E io le dissi allora: «Perché, uccellino mio,

te ne stai lì cantando…».

La signorina Willow si era alzata in piedi e adesso veniva diritta verso di lui.

— Salve tesoro — disse con voce dolcissima. — Cosa può fare mammina per cocchino, oggi?

Gaspard glielo disse.

E, mentre il meraviglioso flusso dell’immaginazione continuava a scorrere, lui continuò a dirglielo.

Dopo venti minuti molto interessanti ma puramente preliminari, se ne stavano ritti accanto alla scrivania di Cullingham, allacciati l’uno all’altra fra i loro abiti sparpagliati. Cioè, si tenevano strettamente abbracciati e la signorina Willow teneva la gamba sinistra allacciata alla gamba sinistra di lui, calcagno contro calcagno, e si limitavano a baciarsi appassionatamente; ma la faccenda non andò oltre, perché da dieci secondi Gaspard era divenuto assolutamente impotente.

Gaspard sapeva esattamente perché. Era semplicemente la più antica e la più forte delle paure maschili: il complesso di castrazione. Non poteva dimenticare quell’unico mortale grugnito che aveva ascoltato. E, sebbene la carne della signorina Willow simulasse magicamente la realtà in quanto a incarnato, temperatura e resilienza, non tutti i supporti della struttura che poteva sentire al di sotto di essa corrispondevano, per forma e posizione, alle ossa di uno scheletro umano.

E infine, al di sotto del profumo Galassia Nera, c’era un lievissimo sentore di olio da macchina.

Gaspard sapeva che non avrebbe potuto compiere il prossimo e cruciale passo più di quanto avrebbe potuto cacciare volontariamente la mano in un groviglio di ingranaggi in moto. Cullingham poteva farlo, probabilmente perché aveva una fede assoluta nelle macchine o un ipertrofico e anomalo desiderio di morte, ma Gaspard, senza dubbio non poteva.

— Cocchino ha perso tutto il suo interesse — mormorò sensualmente la signorina Willow. — Ci penserà mammina.

— No! — fece di scatto Gaspard. — No!

Le fresche morbide dita della signorina Willow erano bruscamente diventate, nella sua immaginazione nient’altro che artigli d’acciaio.

— Benissimo — disse leggermente la signorina Willow. — Tutto quel che vuole cocchino.

Per poco Gaspard non sospirò di sollievo.

— Riposiamoci un po’ — propose. — E tu balla per me.

La signorina Willow lo cinse con le braccia, rovesciò il capo all’indietro e lo scosse un po’ mentre sorrideva.

— Suvvia, mammina — la blandì Gaspard. — mammina fa una bella danza.
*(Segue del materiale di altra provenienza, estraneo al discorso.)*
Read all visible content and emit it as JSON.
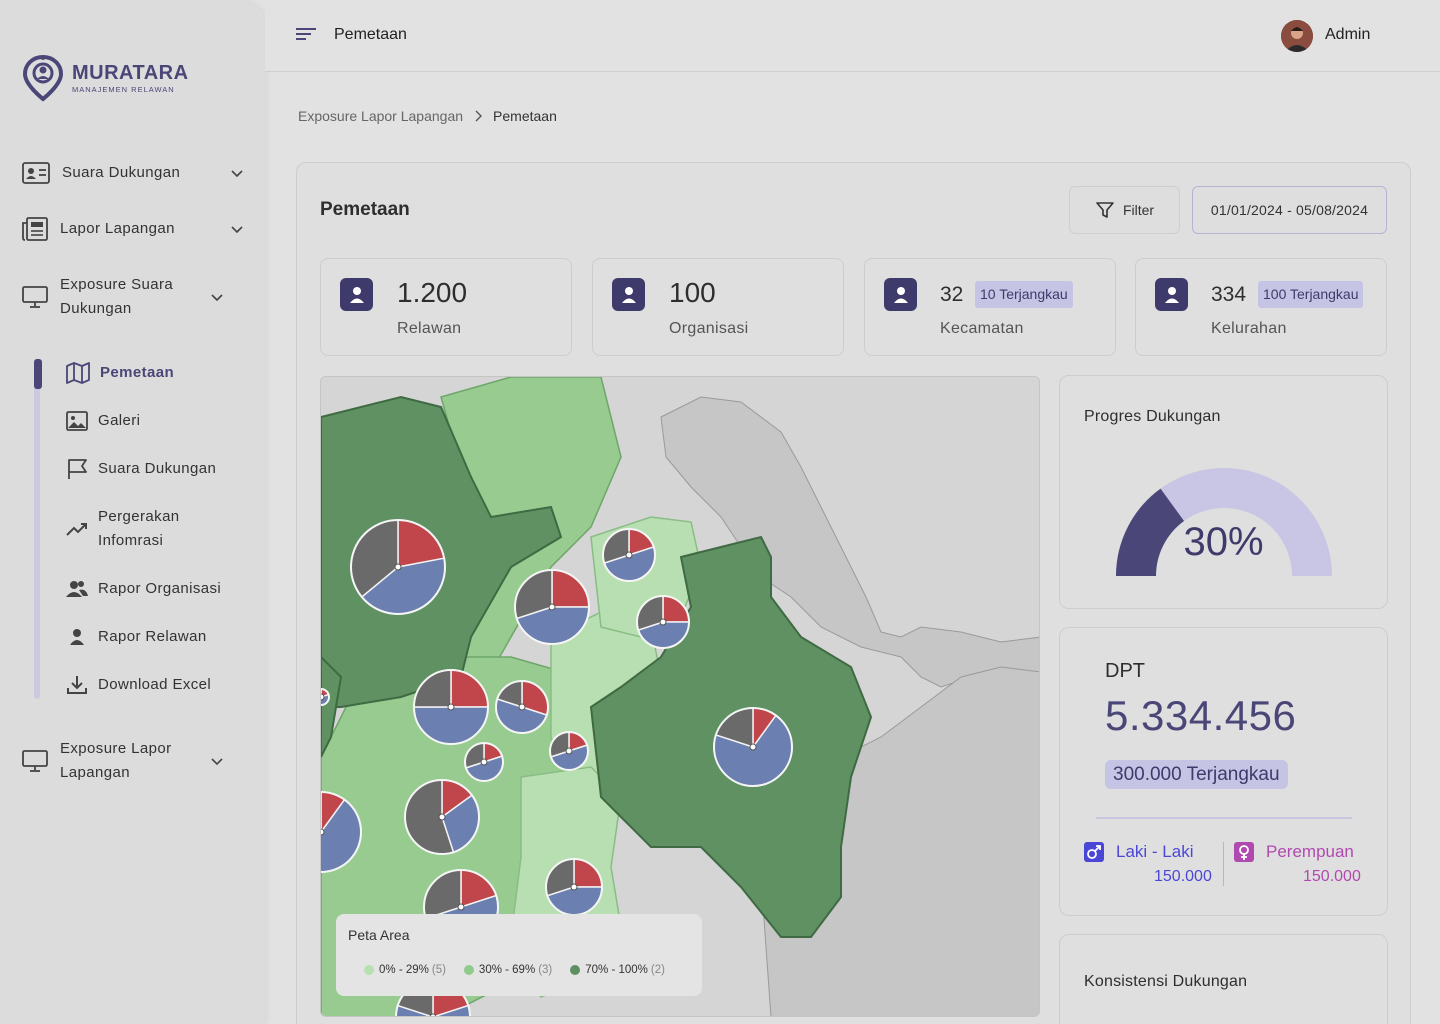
{
  "brand": {
    "title": "MURATARA",
    "subtitle": "MANAJEMEN RELAWAN"
  },
  "sidebar": {
    "items": [
      {
        "label": "Suara  Dukungan",
        "icon": "id-card-icon"
      },
      {
        "label": "Lapor Lapangan",
        "icon": "newspaper-icon"
      },
      {
        "label": "Exposure Suara Dukungan",
        "icon": "monitor-icon"
      },
      {
        "label": "Exposure Lapor Lapangan",
        "icon": "monitor-icon"
      }
    ],
    "sub_items": [
      {
        "label": "Pemetaan",
        "icon": "map-icon",
        "active": true
      },
      {
        "label": "Galeri",
        "icon": "image-icon"
      },
      {
        "label": "Suara Dukungan",
        "icon": "flag-icon"
      },
      {
        "label": "Pergerakan Infomrasi",
        "icon": "trend-icon"
      },
      {
        "label": "Rapor Organisasi",
        "icon": "users-icon"
      },
      {
        "label": "Rapor Relawan",
        "icon": "user-icon"
      },
      {
        "label": "Download Excel",
        "icon": "download-icon"
      }
    ]
  },
  "topbar": {
    "title": "Pemetaan",
    "user": "Admin"
  },
  "breadcrumb": {
    "parent": "Exposure Lapor Lapangan",
    "current": "Pemetaan"
  },
  "main": {
    "title": "Pemetaan",
    "filter_label": "Filter",
    "date_range": "01/01/2024 - 05/08/2024"
  },
  "stats": [
    {
      "value": "1.200",
      "label": "Relawan"
    },
    {
      "value": "100",
      "label": "Organisasi"
    },
    {
      "value": "32",
      "badge": "10 Terjangkau",
      "label": "Kecamatan"
    },
    {
      "value": "334",
      "badge": "100 Terjangkau",
      "label": "Kelurahan"
    }
  ],
  "legend": {
    "title": "Peta Area",
    "items": [
      {
        "label": "0% - 29%",
        "count": "(5)",
        "color": "#b7dfb2"
      },
      {
        "label": "30% - 69%",
        "count": "(3)",
        "color": "#8fcb8a"
      },
      {
        "label": "70% - 100%",
        "count": "(2)",
        "color": "#5e8f62"
      }
    ]
  },
  "progress": {
    "title": "Progres Dukungan",
    "value_text": "30%",
    "fraction": 0.3
  },
  "dpt": {
    "label": "DPT",
    "value": "5.334.456",
    "badge": "300.000 Terjangkau",
    "male_label": "Laki - Laki",
    "male_value": "150.000",
    "female_label": "Perempuan",
    "female_value": "150.000"
  },
  "konsistensi": {
    "title": "Konsistensi  Dukungan"
  },
  "colors": {
    "accent": "#4a4677",
    "accent_light": "#c6c4e4",
    "male": "#4b47d6",
    "female": "#b04ab0",
    "pie_red": "#c0464b",
    "pie_blue": "#6b80b0",
    "pie_gray": "#6a6a6a"
  }
}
Cocchino guarda. Bello, oh, bello!

La signorina Willow si limitò a scuotere di nuovo il capo.

Gaspard si ritrasse leggermente e portò le mani all’interno delle braccia di lei, premendo leggermente per aprirle, come per suggerire educatamente alla femmequina di lasciarlo andare, ma la signorina Willow non reagì al suggerimento.

— Lasciami andare — disse seccamente Gaspard. Continuando a sorridere, la signorina Willow, disse, scherzosamente.

— No, no, no. Adesso cocchino non se ne va.

Senza preavviso, Gaspard scattò all’indietro e nello stesso tempo scostò lateralmente i polsi, con violenza. Ma le braccia della signorina Willow non si aprirono. Resistettero al colpo e poi con la velocità del lampo si strinsero attorno a lui, senza fargli veramente male, ma con molta saldezza. Pochi attimi prima erano arti che evocavano il piacere, ma adesso erano fasce di ferro imbottito. Il braccio sinistro di Gaspard era imprigionato, quello destro era libero.

— Cattivo, cattivo — mormorò teneramente la signorina Willow. Poi, premendogli il mento sulla spalla, brontolò orribilmente nell’orecchio di Gaspard, con una voce che sembrava un ringhio: — Tu hai danneggiato mammina e mammina danneggerà te. — Poi si piegò all’indietro e continuò: — Giochiamo. Non aver paura, cocchino. Mammina sarà gentile.

La reazione quasi involontaria di Gaspard fu un altro convulso tentativo di fuga. Quando il tentativo si fu esaurito, la signorina Willow lo teneva avvinto non soltanto con le braccia, ma anche con la gamba destra. Barcollarono in equilibro precario, ma non caddero, grazie allo splendido senso d’equilibrio della femmequina.

— Mammina ti stringerà — gli ringhiò all’orecchio la signorina Willow. — Mammina continuerà a stringerti. Ogni cinque minuti mammina ti stringerà un pochino più forte… fino a che tu non darai cento dollari a mammina e tu sai come.

Le braccia della signorina Willow si strinsero. Gaspard sentì che qualcosa, dentro di lui, cominciava a scricchiolare.